On Thursday I start a yo-yo of the Pfiffner Traverse, a 77-mile high route in Colorado’s Front Range between Milner and Berthoud Passes, and I firmly expect at least one monsoonal drenching during the course of it, if not multiple.
The backpacking conditions for which I still have the fewest answers is when it’s cold and wet. And, unfortunately, this is the exact scenario that can be brought on by Colorado’s afternoon storms: rain falls in buckets, winds pick up, and temperatures plummet.
My hands are always the first to go in these conditions. First they get wet, then cold, and finally numb, which makes for at least a suffer-fest if not a show-stopper.
Oddly, the outdoor industry has few solutions for keeping hands warm and dry when it’s cold and wet. Let’s discuss the current options, and then my experiment.
State of the market
The industry’s conventional answer to cold-and-wet conditions is a waterproof/breathable shell worn over layers of clothing. For example: hiking shirt, fleece top, WP/B jacket.
More options are available from the cottage industry:
- Borah Gear eVent Rain Mitts
- LUL WPB Over-Mitts
- LUL Cuben Over-Mitts
- Mountain Laurel Designs eVent Rain Mitts
- ZPacks Vertice Rain Mitts
I believe that these products are all flawed. I’m generally skeptical of the performance of WPB fabrics already. But handwear is a particularly bad application for it: the performance of WPB fabrics is adversely affected by abrasion and body oils (due to degradation of the DWR finish), and mitts are subjected extensively to both.

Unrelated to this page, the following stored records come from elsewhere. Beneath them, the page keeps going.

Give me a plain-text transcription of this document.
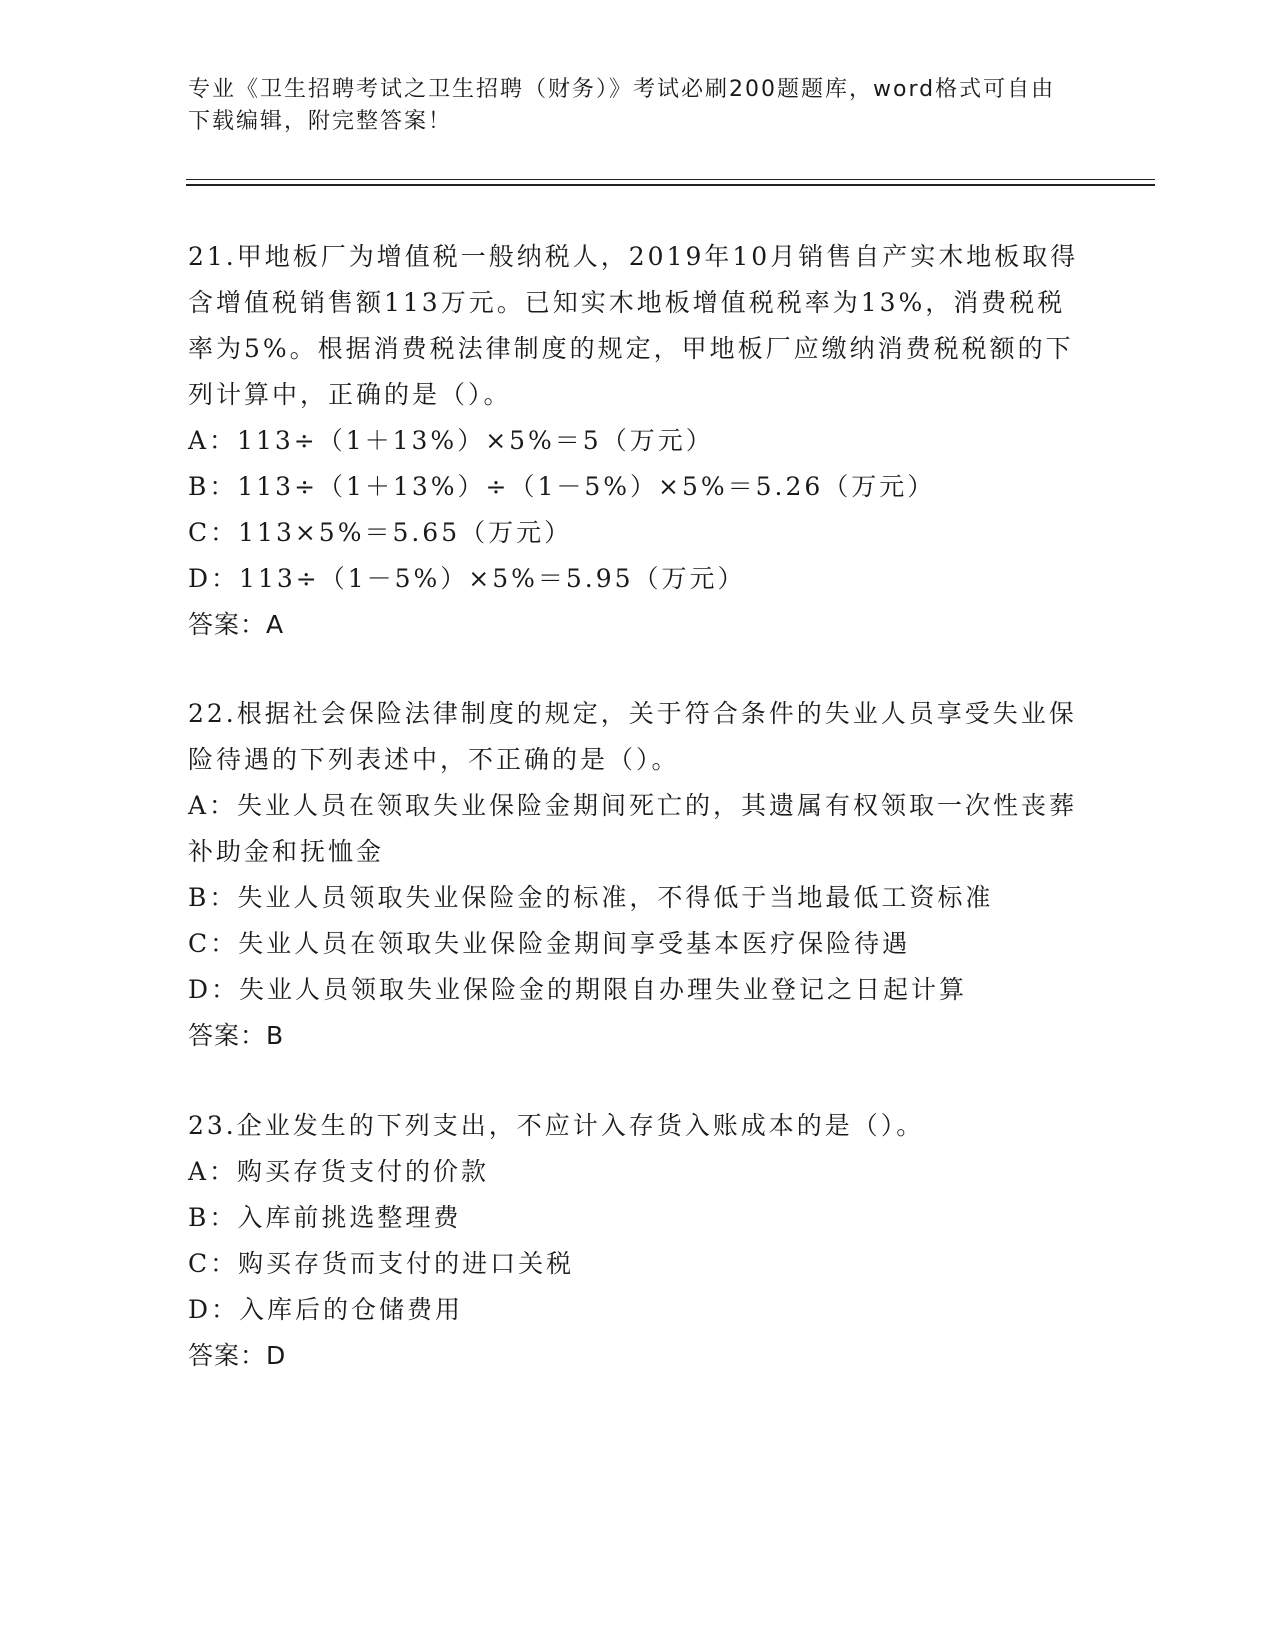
专业《卫生招聘考试之卫生招聘（财务）》考试必刷200题题库，word格式可自由下载编辑，附完整答案！

21.甲地板厂为增值税一般纳税人，2019年10月销售自产实木地板取得含增值税销售额113万元。已知实木地板增值税税率为13%，消费税税率为5%。根据消费税法律制度的规定，甲地板厂应缴纳消费税税额的下列计算中，正确的是（）。

A：113÷（1＋13%）×5%＝5（万元）

B：113÷（1＋13%）÷（1－5%）×5%＝5.26（万元）

C：113×5%＝5.65（万元）

D：113÷（1－5%）×5%＝5.95（万元）

答案：A

22.根据社会保险法律制度的规定，关于符合条件的失业人员享受失业保险待遇的下列表述中，不正确的是（）。

A：失业人员在领取失业保险金期间死亡的，其遗属有权领取一次性丧葬补助金和抚恤金

B：失业人员领取失业保险金的标准，不得低于当地最低工资标准

C：失业人员在领取失业保险金期间享受基本医疗保险待遇

D：失业人员领取失业保险金的期限自办理失业登记之日起计算

答案：B

23.企业发生的下列支出，不应计入存货入账成本的是（）。

A：购买存货支付的价款

B：入库前挑选整理费

C：购买存货而支付的进口关税

D：入库后的仓储费用

答案：D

Cuben Fiber does not rely on DWR, but it still has an issue with abrasion: this is its weakest performance trait. I’m also not thrilled by the associated $80 price tag.
On this trip I’m bringing with me Grease Monkey Neoprene Long Cuff Gloves, which I found at the local Home Depot for $5. They weigh 3.0 oz in size Extra Large, which I can layer over my wool DeFeet Duragloves (size M) or my Glacier Glove Ascension Bay Sun Gloves (size L). The size Large fit well, but don’t leave me room for layering.
Gloves are not as warm as mitts, but in this case I think the root issue is that my hands are getting wet (and then cold). The ambient temperatures are not the problem. So if I keep my hands dry, keeping them warm may not be as difficult.
I’m unconcerned about fabric breathability, or lack thereof. If my hands get too hot (a reason to rejoice), I can quickly remove the gloves to vent.
They are thicker (and therefore more durable) than typical dishwashing gloves. But for long-term constant use, I’d look elsewhere.
I purchased two other pairs of gloves before finding these.
Nitrile-dipped gloves from Stanley, very similar to this Firm Grip model, also available from HD (online at least) for $5. They are the lightest option (2.0 oz), but they are only waterproof to the cuff, which seemed inadequate to me.
True Blues Ultimate Household Gloves are the most durable of the bunch, but also the heaviest (5.7 oz) and most expensive ($11) for the size Large. They seemed excessively heavy-duty.
I’ll report back after the trip. If you’ve experimented along these lines before, what was your experience?